Obviously, scanning from the outside is of great benefit, because the unit can continue to operate. Figure 1 shows an IR camera detecting hot spots or other problems with the lining. In many cases, specially trained applications engineers conduct the infrared imaging, analyze the IR scans, and provide recommendations on the most appropriate repair options.
Tip 2– Use on-line maintenance repair
Depending upon the temperature, the difficulty of getting to a particular area, or how big the hot spot is, conduct on-line repairs wherever possible. Most maintenance managers prefer the on-line repair option because it is reliable, fast, and economical. After all, boilers and process units are generating revenue, so it is of great value if repairs can be made while the unit is online. This avoids revenue loss from the unit in question, as well as the consequential losses from shutting down additional connected units.
For example, where IR scans indicate that on-line repairs are recommended, Morgan Thermal Ceramics' pumpable Superwool® or Kaowool® can be pumped from the outside of the furnace or boiler, filling cracks and voids caused by deteriorated insulation.
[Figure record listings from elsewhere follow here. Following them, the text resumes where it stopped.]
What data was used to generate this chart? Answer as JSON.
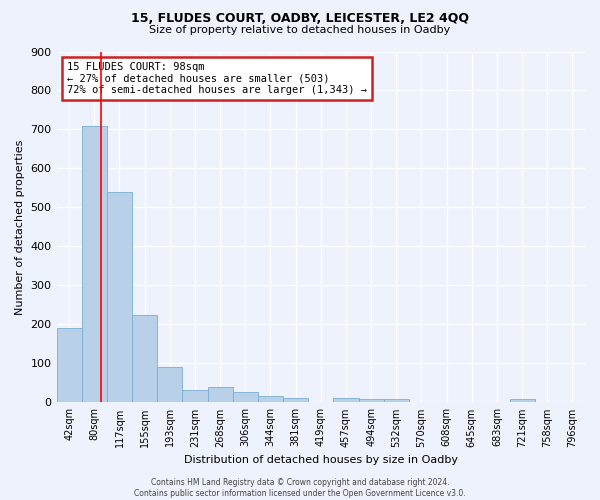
{
  "title1": "15, FLUDES COURT, OADBY, LEICESTER, LE2 4QQ",
  "title2": "Size of property relative to detached houses in Oadby",
  "xlabel": "Distribution of detached houses by size in Oadby",
  "ylabel": "Number of detached properties",
  "categories": [
    "42sqm",
    "80sqm",
    "117sqm",
    "155sqm",
    "193sqm",
    "231sqm",
    "268sqm",
    "306sqm",
    "344sqm",
    "381sqm",
    "419sqm",
    "457sqm",
    "494sqm",
    "532sqm",
    "570sqm",
    "608sqm",
    "645sqm",
    "683sqm",
    "721sqm",
    "758sqm",
    "796sqm"
  ],
  "values": [
    190,
    710,
    540,
    225,
    90,
    32,
    40,
    26,
    17,
    12,
    0,
    12,
    9,
    9,
    0,
    0,
    0,
    0,
    10,
    0,
    0
  ],
  "bar_color": "#b8d0e8",
  "bar_edge_color": "#7aaed4",
  "red_line_x": 1.27,
  "marker_label": "15 FLUDES COURT: 98sqm",
  "annotation_line1": "← 27% of detached houses are smaller (503)",
  "annotation_line2": "72% of semi-detached houses are larger (1,343) →",
  "box_color": "#cc2222",
  "ylim": [
    0,
    900
  ],
  "yticks": [
    0,
    100,
    200,
    300,
    400,
    500,
    600,
    700,
    800,
    900
  ],
  "footer1": "Contains HM Land Registry data © Crown copyright and database right 2024.",
  "footer2": "Contains public sector information licensed under the Open Government Licence v3.0.",
  "bg_color": "#edf2fc",
  "grid_color": "#ffffff"
}
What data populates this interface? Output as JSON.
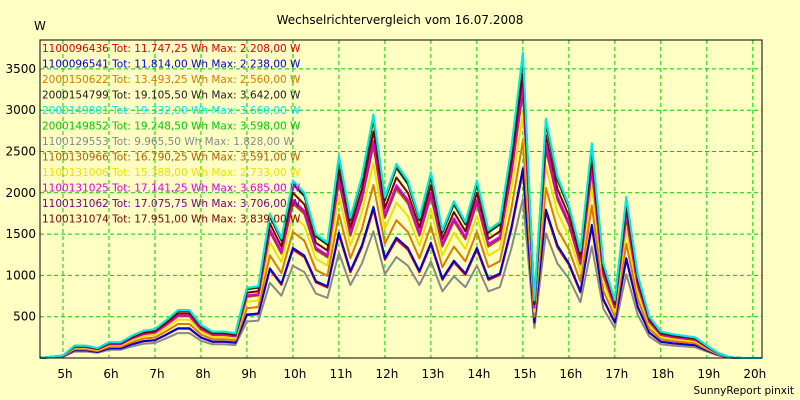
{
  "chart_data": {
    "type": "line",
    "title": "Wechselrichtervergleich vom 16.07.2008",
    "ylabel": "W",
    "xlabel": "",
    "credit": "SunnyReport pinxit",
    "ylim": [
      0,
      3850
    ],
    "xlim": [
      4.5,
      20.2
    ],
    "grid": true,
    "legend_position": "top-left",
    "x_ticks": [
      5,
      6,
      7,
      8,
      9,
      10,
      11,
      12,
      13,
      14,
      15,
      16,
      17,
      18,
      19,
      20
    ],
    "x_tick_labels": [
      "5h",
      "6h",
      "7h",
      "8h",
      "9h",
      "10h",
      "11h",
      "12h",
      "13h",
      "14h",
      "15h",
      "16h",
      "17h",
      "18h",
      "19h",
      "20h"
    ],
    "y_ticks": [
      500,
      1000,
      1500,
      2000,
      2500,
      3000,
      3500
    ],
    "y_tick_labels": [
      "500",
      "1000",
      "1500",
      "2000",
      "2500",
      "3000",
      "3500"
    ],
    "x": [
      4.5,
      5.0,
      5.25,
      5.5,
      5.75,
      6.0,
      6.25,
      6.5,
      6.75,
      7.0,
      7.25,
      7.5,
      7.75,
      8.0,
      8.25,
      8.5,
      8.75,
      9.0,
      9.25,
      9.5,
      9.75,
      10.0,
      10.25,
      10.5,
      10.75,
      11.0,
      11.25,
      11.5,
      11.75,
      12.0,
      12.25,
      12.5,
      12.75,
      13.0,
      13.25,
      13.5,
      13.75,
      14.0,
      14.25,
      14.5,
      14.75,
      15.0,
      15.25,
      15.5,
      15.75,
      16.0,
      16.25,
      16.5,
      16.75,
      17.0,
      17.25,
      17.5,
      17.75,
      18.0,
      18.25,
      18.5,
      18.75,
      19.0,
      19.25,
      19.5,
      19.75,
      20.0,
      20.2
    ],
    "reference_profile": [
      0,
      30,
      150,
      150,
      120,
      190,
      190,
      270,
      330,
      350,
      460,
      580,
      580,
      400,
      320,
      320,
      300,
      850,
      870,
      1750,
      1450,
      2150,
      2000,
      1500,
      1400,
      2450,
      1700,
      2200,
      2950,
      1950,
      2350,
      2150,
      1700,
      2250,
      1550,
      1900,
      1650,
      2150,
      1550,
      1650,
      2550,
      3700,
      700,
      2900,
      2200,
      1850,
      1300,
      2600,
      1150,
      700,
      1950,
      1000,
      500,
      320,
      290,
      270,
      250,
      150,
      60,
      10,
      0,
      0,
      0
    ],
    "series": [
      {
        "id": "1100096436",
        "label": "1100096436 Tot: 11.747,25 Wh Max: 2.208,00 W",
        "color": "#e00000",
        "scale": 0.61
      },
      {
        "id": "1100096541",
        "label": "1100096541 Tot: 11.814,00 Wh Max: 2.238,00 W",
        "color": "#0000d8",
        "scale": 0.62
      },
      {
        "id": "2000150622",
        "label": "2000150622 Tot: 13.493,25 Wh Max: 2.560,00 W",
        "color": "#e07800",
        "scale": 0.71
      },
      {
        "id": "2000154799",
        "label": "2000154799 Tot: 19.105,50 Wh Max: 3.642,00 W",
        "color": "#202020",
        "scale": 0.98
      },
      {
        "id": "2000149801",
        "label": "2000149801 Tot: 19.332,00 Wh Max: 3.660,00 W",
        "color": "#00e8e8",
        "scale": 1.0
      },
      {
        "id": "2000149852",
        "label": "2000149852 Tot: 19.248,50 Wh Max: 3.598,00 W",
        "color": "#00c800",
        "scale": 0.995
      },
      {
        "id": "1100129553",
        "label": "1100129553 Tot: 9.965,50 Wh Max: 1.828,00 W",
        "color": "#888888",
        "scale": 0.52
      },
      {
        "id": "1100130966",
        "label": "1100130966 Tot: 16.790,25 Wh Max: 3.591,00 W",
        "color": "#b06000",
        "scale": 0.87
      },
      {
        "id": "1100131006",
        "label": "1100131006 Tot: 15.388,00 Wh Max: 2.733,00 W",
        "color": "#f0e000",
        "scale": 0.8
      },
      {
        "id": "1100131025",
        "label": "1100131025 Tot: 17.141,25 Wh Max: 3.685,00 W",
        "color": "#e000e0",
        "scale": 0.89
      },
      {
        "id": "1100131062",
        "label": "1100131062 Tot: 17.075,75 Wh Max: 3.706,00 W",
        "color": "#800080",
        "scale": 0.885
      },
      {
        "id": "1100131074",
        "label": "1100131074 Tot: 17.951,00 Wh Max: 3.839,00 W",
        "color": "#800000",
        "scale": 0.93
      }
    ]
  }
}
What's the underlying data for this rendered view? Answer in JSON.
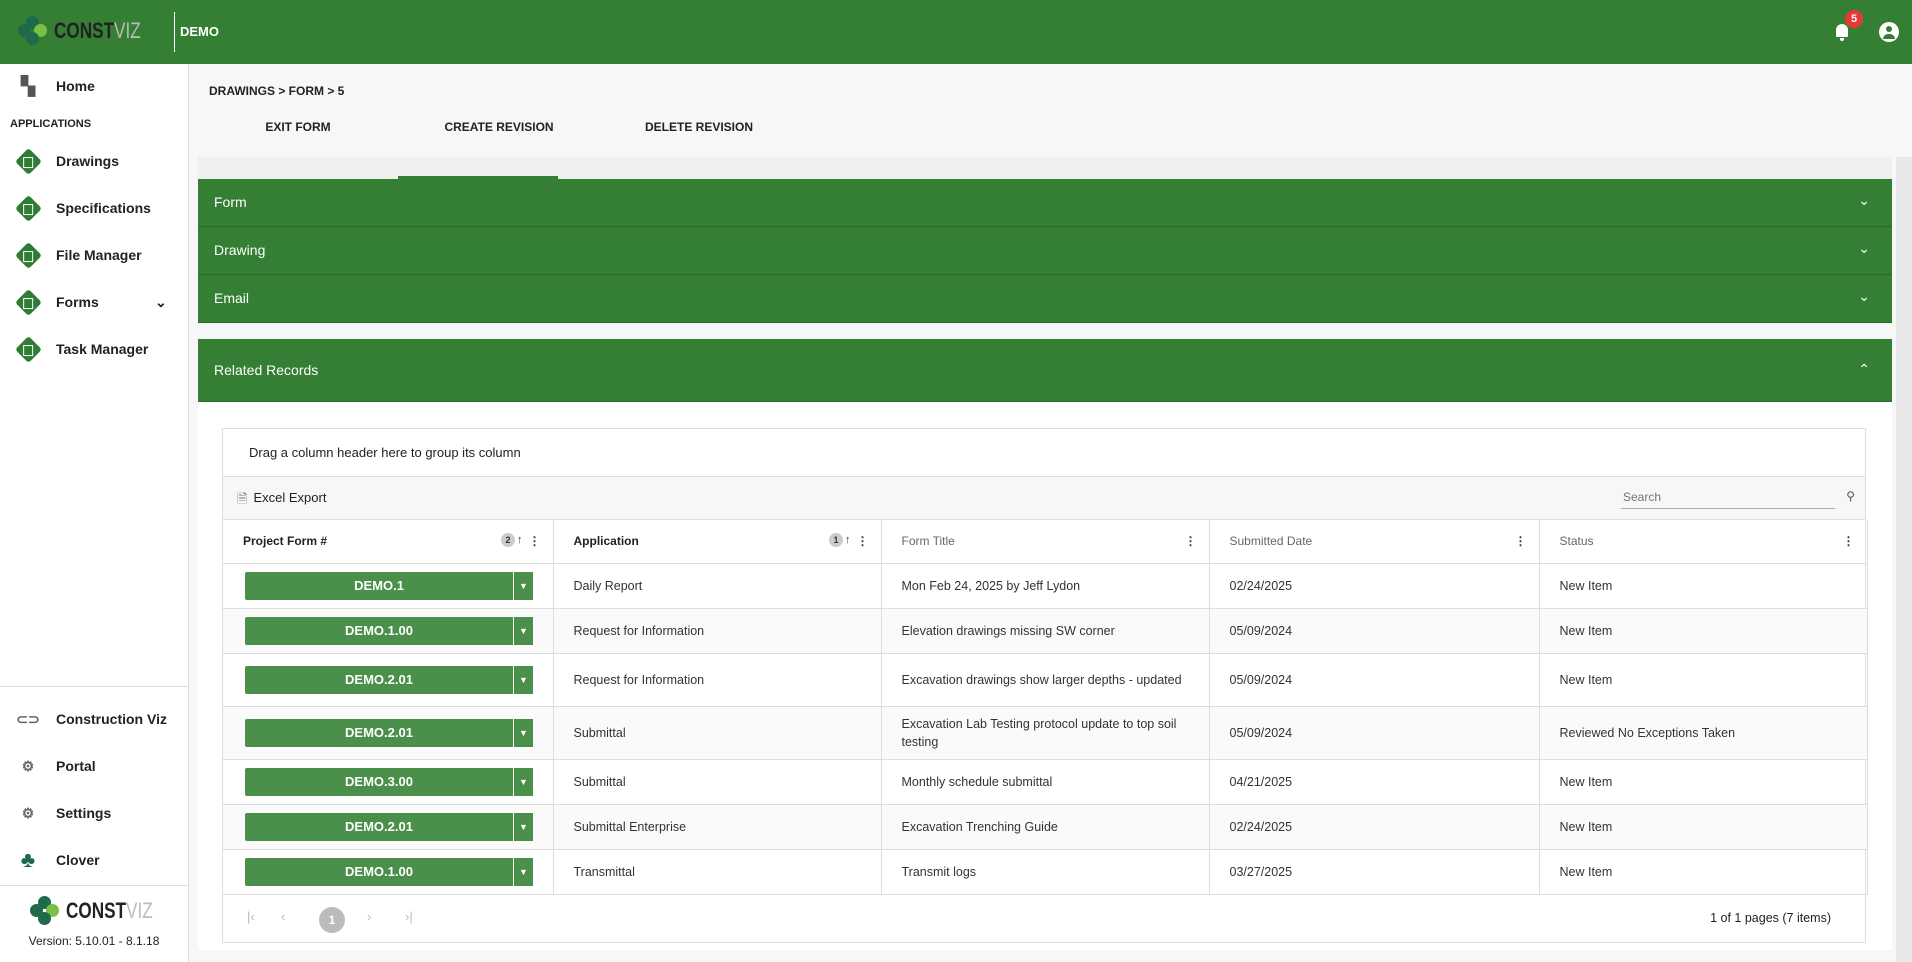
{
  "header": {
    "logo_text": "CONSTVIZ",
    "project": "DEMO",
    "notifications_count": "5",
    "color": "#347f33"
  },
  "sidebar": {
    "home": "Home",
    "section": "APPLICATIONS",
    "items": [
      {
        "label": "Drawings"
      },
      {
        "label": "Specifications"
      },
      {
        "label": "File Manager"
      },
      {
        "label": "Forms"
      },
      {
        "label": "Task Manager"
      }
    ],
    "bottom": [
      {
        "label": "Construction Viz"
      },
      {
        "label": "Portal"
      },
      {
        "label": "Settings"
      },
      {
        "label": "Clover"
      }
    ],
    "version": "Version: 5.10.01 - 8.1.18"
  },
  "breadcrumb": "DRAWINGS > FORM > 5",
  "tabs": [
    {
      "label": "EXIT FORM"
    },
    {
      "label": "CREATE REVISION"
    },
    {
      "label": "DELETE REVISION"
    }
  ],
  "accordions": [
    {
      "label": "Form"
    },
    {
      "label": "Drawing"
    },
    {
      "label": "Email"
    },
    {
      "label": "Related Records"
    }
  ],
  "grid": {
    "group_hint": "Drag a column header here to group its column",
    "export_label": "Excel Export",
    "search_placeholder": "Search",
    "columns": [
      {
        "label": "Project Form #",
        "sort_order": "2"
      },
      {
        "label": "Application",
        "sort_order": "1"
      },
      {
        "label": "Form Title"
      },
      {
        "label": "Submitted Date"
      },
      {
        "label": "Status"
      }
    ],
    "rows": [
      [
        "DEMO.1",
        "Daily Report",
        "Mon Feb 24, 2025 by Jeff Lydon",
        "02/24/2025",
        "New Item"
      ],
      [
        "DEMO.1.00",
        "Request for Information",
        "Elevation drawings missing SW corner",
        "05/09/2024",
        "New Item"
      ],
      [
        "DEMO.2.01",
        "Request for Information",
        "Excavation drawings show larger depths - updated",
        "05/09/2024",
        "New Item"
      ],
      [
        "DEMO.2.01",
        "Submittal",
        "Excavation Lab Testing protocol update to top soil testing",
        "05/09/2024",
        "Reviewed No Exceptions Taken"
      ],
      [
        "DEMO.3.00",
        "Submittal",
        "Monthly schedule submittal",
        "04/21/2025",
        "New Item"
      ],
      [
        "DEMO.2.01",
        "Submittal Enterprise",
        "Excavation Trenching Guide",
        "02/24/2025",
        "New Item"
      ],
      [
        "DEMO.1.00",
        "Transmittal",
        "Transmit logs",
        "03/27/2025",
        "New Item"
      ]
    ],
    "current_page": "1",
    "page_info": "1 of 1 pages (7 items)"
  }
}
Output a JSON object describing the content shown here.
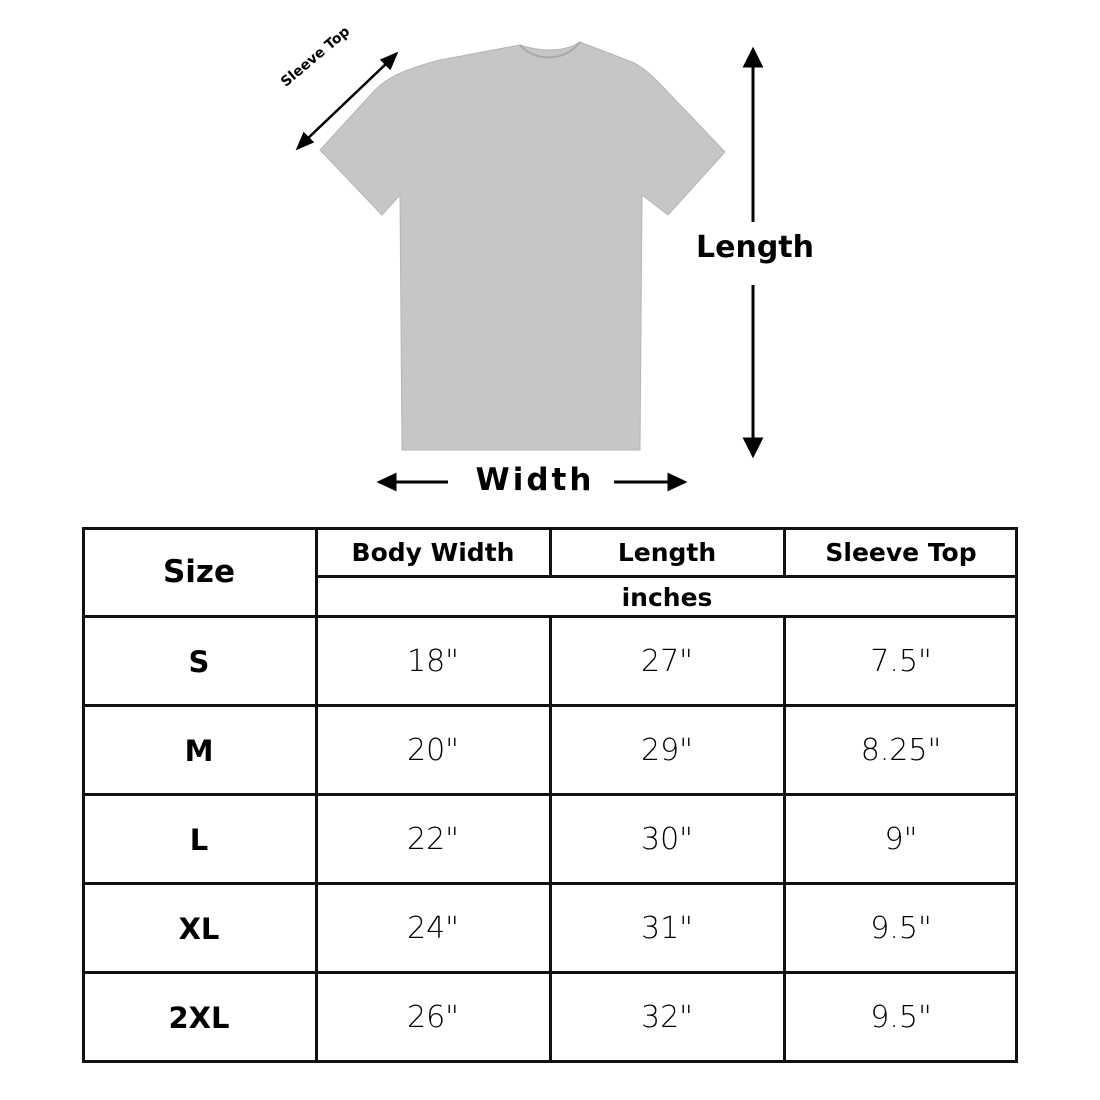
{
  "diagram": {
    "sleeve_label": "Sleeve Top",
    "length_label": "Length",
    "width_label": "Width",
    "shirt_color": "#c4c4c4"
  },
  "table": {
    "headers": {
      "size": "Size",
      "columns": [
        "Body Width",
        "Length",
        "Sleeve Top"
      ],
      "unit": "inches"
    },
    "rows": [
      {
        "size": "S",
        "values": [
          "18\"",
          "27\"",
          "7.5\""
        ]
      },
      {
        "size": "M",
        "values": [
          "20\"",
          "29\"",
          "8.25\""
        ]
      },
      {
        "size": "L",
        "values": [
          "22\"",
          "30\"",
          "9\""
        ]
      },
      {
        "size": "XL",
        "values": [
          "24\"",
          "31\"",
          "9.5\""
        ]
      },
      {
        "size": "2XL",
        "values": [
          "26\"",
          "32\"",
          "9.5\""
        ]
      }
    ]
  }
}
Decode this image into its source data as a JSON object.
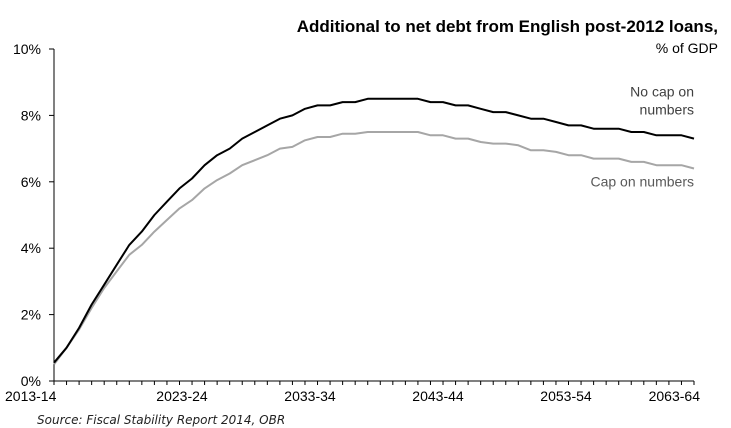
{
  "chart_data": {
    "type": "line",
    "title": "Additional to net debt from English post-2012 loans,",
    "subtitle": "% of GDP",
    "source": "Source: Fiscal Stability Report 2014, OBR",
    "x_start_year": 2013,
    "x_end_year": 2063,
    "x_tick_labels": [
      "2013-14",
      "2023-24",
      "2033-34",
      "2043-44",
      "2053-54",
      "2063-64"
    ],
    "y_tick_labels": [
      "0%",
      "2%",
      "4%",
      "6%",
      "8%",
      "10%"
    ],
    "ylim": [
      0,
      10
    ],
    "grid": false,
    "series": [
      {
        "name": "No cap on numbers",
        "label_lines": [
          "No cap on",
          "numbers"
        ],
        "color": "#000000",
        "values": [
          0.55,
          1.0,
          1.6,
          2.3,
          2.9,
          3.5,
          4.1,
          4.5,
          5.0,
          5.4,
          5.8,
          6.1,
          6.5,
          6.8,
          7.0,
          7.3,
          7.5,
          7.7,
          7.9,
          8.0,
          8.2,
          8.3,
          8.3,
          8.4,
          8.4,
          8.5,
          8.5,
          8.5,
          8.5,
          8.5,
          8.4,
          8.4,
          8.3,
          8.3,
          8.2,
          8.1,
          8.1,
          8.0,
          7.9,
          7.9,
          7.8,
          7.7,
          7.7,
          7.6,
          7.6,
          7.6,
          7.5,
          7.5,
          7.4,
          7.4,
          7.4,
          7.3
        ]
      },
      {
        "name": "Cap on numbers",
        "label_lines": [
          "Cap on numbers"
        ],
        "color": "#a6a6a6",
        "values": [
          0.5,
          1.0,
          1.55,
          2.2,
          2.8,
          3.3,
          3.8,
          4.1,
          4.5,
          4.85,
          5.2,
          5.45,
          5.8,
          6.05,
          6.25,
          6.5,
          6.65,
          6.8,
          7.0,
          7.05,
          7.25,
          7.35,
          7.35,
          7.45,
          7.45,
          7.5,
          7.5,
          7.5,
          7.5,
          7.5,
          7.4,
          7.4,
          7.3,
          7.3,
          7.2,
          7.15,
          7.15,
          7.1,
          6.95,
          6.95,
          6.9,
          6.8,
          6.8,
          6.7,
          6.7,
          6.7,
          6.6,
          6.6,
          6.5,
          6.5,
          6.5,
          6.4
        ]
      }
    ]
  }
}
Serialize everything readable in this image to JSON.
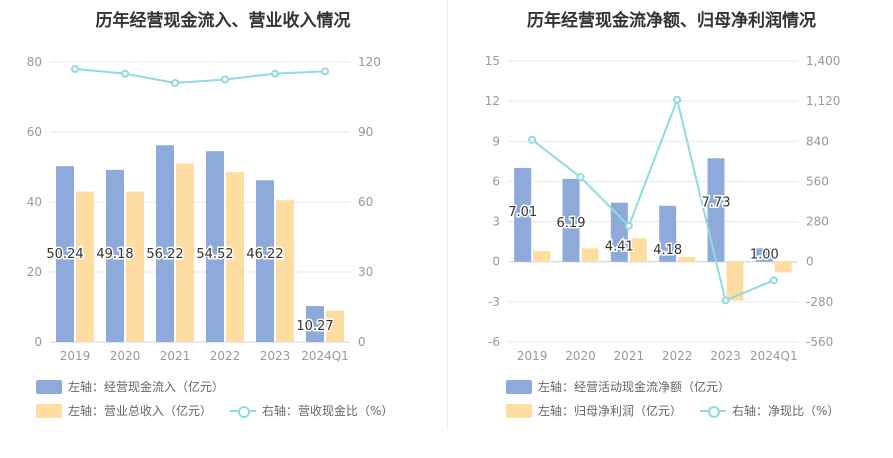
{
  "colors": {
    "bar_primary": "#8eaadb",
    "bar_secondary": "#ffdca1",
    "line": "#8fdbe0",
    "grid": "#e6e9f0",
    "axis_text": "#999999"
  },
  "chart_data": [
    {
      "type": "bar",
      "title": "历年经营现金流入、营业收入情况",
      "categories": [
        "2019",
        "2020",
        "2021",
        "2022",
        "2023",
        "2024Q1"
      ],
      "ylim": [
        0,
        80
      ],
      "yticks": [
        "0",
        "20",
        "40",
        "60",
        "80"
      ],
      "y2lim": [
        0,
        120
      ],
      "y2ticks": [
        "0",
        "30",
        "60",
        "90",
        "120"
      ],
      "series": [
        {
          "name": "左轴：经营现金流入（亿元）",
          "axis": "left",
          "kind": "bar",
          "values": [
            50.24,
            49.18,
            56.22,
            54.52,
            46.22,
            10.27
          ],
          "labels": [
            "50.24",
            "49.18",
            "56.22",
            "54.52",
            "46.22",
            "10.27"
          ]
        },
        {
          "name": "左轴：营业总收入（亿元）",
          "axis": "left",
          "kind": "bar",
          "values": [
            43,
            43,
            51,
            48.5,
            40.5,
            9
          ]
        },
        {
          "name": "右轴：营收现金比（%）",
          "axis": "right",
          "kind": "line",
          "values": [
            117,
            115,
            111,
            112.5,
            115,
            116
          ]
        }
      ],
      "legend": [
        "左轴：经营现金流入（亿元）",
        "左轴：营业总收入（亿元）",
        "右轴：营收现金比（%）"
      ]
    },
    {
      "type": "bar",
      "title": "历年经营现金流净额、归母净利润情况",
      "categories": [
        "2019",
        "2020",
        "2021",
        "2022",
        "2023",
        "2024Q1"
      ],
      "ylim": [
        -6,
        15
      ],
      "yticks": [
        "-6",
        "-3",
        "0",
        "3",
        "6",
        "9",
        "12",
        "15"
      ],
      "y2lim": [
        -560,
        1400
      ],
      "y2ticks": [
        "-560",
        "-280",
        "0",
        "280",
        "560",
        "840",
        "1,120",
        "1,400"
      ],
      "series": [
        {
          "name": "左轴：经营活动现金流净额（亿元）",
          "axis": "left",
          "kind": "bar",
          "values": [
            7.01,
            6.19,
            4.41,
            4.18,
            7.73,
            1.0
          ],
          "labels": [
            "7.01",
            "6.19",
            "4.41",
            "4.18",
            "7.73",
            "1.00"
          ]
        },
        {
          "name": "左轴：归母净利润（亿元）",
          "axis": "left",
          "kind": "bar",
          "values": [
            0.8,
            1.0,
            1.75,
            0.35,
            -2.9,
            -0.8
          ]
        },
        {
          "name": "右轴：净现比（%）",
          "axis": "right",
          "kind": "line",
          "values": [
            850,
            590,
            250,
            1130,
            -270,
            -130
          ]
        }
      ],
      "legend": [
        "左轴：经营活动现金流净额（亿元）",
        "左轴：归母净利润（亿元）",
        "右轴：净现比（%）"
      ]
    }
  ]
}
These products are ideal for providing improved thermal insulation efficiencies behind boiler tubes in sidewalls, seals and floors as well as repairs of ovens, furnaces and process equipment.
With traditional repairs, the furnace must be shut down and cooled until it is safe for maintenance personnel to enter and repair the lining with fiber blankets, pumpables or monolithics.
Figure 2 shows how the repair materials can be pumped in from the outside to fill the hot spot and cool a particular area.
Tip 3 – Choose the right material for furnace re-builds
When IR scans indicate that the area of concern is too large for on-line repairs, the unit must be shut down for a furnace reline or process heater reline. Material selection is key to a successful furnace rebuild that will improve efficiency and reliability and lower maintenance costs. Material properties, including hardness, density, mechanical resistance, or insulating factor, may vary depending upon the furnace's application. Selection of the proper material is frequently done by using a heat flow analysis software program in which temperature and use factors are inputted to obtain information on the best materials to be used.
Keep in mind that many units have old style insulation; since there are so many new, more efficient insulation types now on the market, consider upgrading when you have to reline the furnace. For example, Morgan Thermal Ceramics' Superwool® Plus™ fiber has up to 20 percent lower thermal conductivity than competitive insulations. As a result Superwool® Plus™ fiber is 17 percent more energy efficient than traditional Refractory Ceramic Fiber (RCF) and any other Alkaline Earth Silicate (AES) insulations. A breakthrough in the company's advanced manufacturing control has allowed the product to be engineered to maximize the fiber content. Its low bio-persistence also makes it a good replacement for those looking to move away from RCF insulation.
Figures 3 & 4 show a variety of materials used in furnace rebuilds.
Tip 4 – Carefully consider engineering design
After selecting the proper materials, be sure that the engineering design is suitable. Engineering is extremely important to ensuring that the furnace relining is as long-lasting as possible. Make sure the materials have enough studs to hold them in place, and have sufficient joints for expansion or shrinkage. For instance, if you install a brick lining without the proper expansion joints, the brick could actually grow and end up pushing the entire lining off the furnace wall.
Tip 5 – Proper installation is key to success
Be sure that installation of furnace lining material is done properly and those doing the job have the proper skills for the task. There are a wide variety of products available and each one has different installation requirements. For example, with concrete products, if the concrete is not mixed with the right amount of water at the proper temperature, the material will not develop, will be difficult to place and will not reach expected properties. The bottom line is that if you don't install it right, it is as bad as not having a good design and not making a good material choice.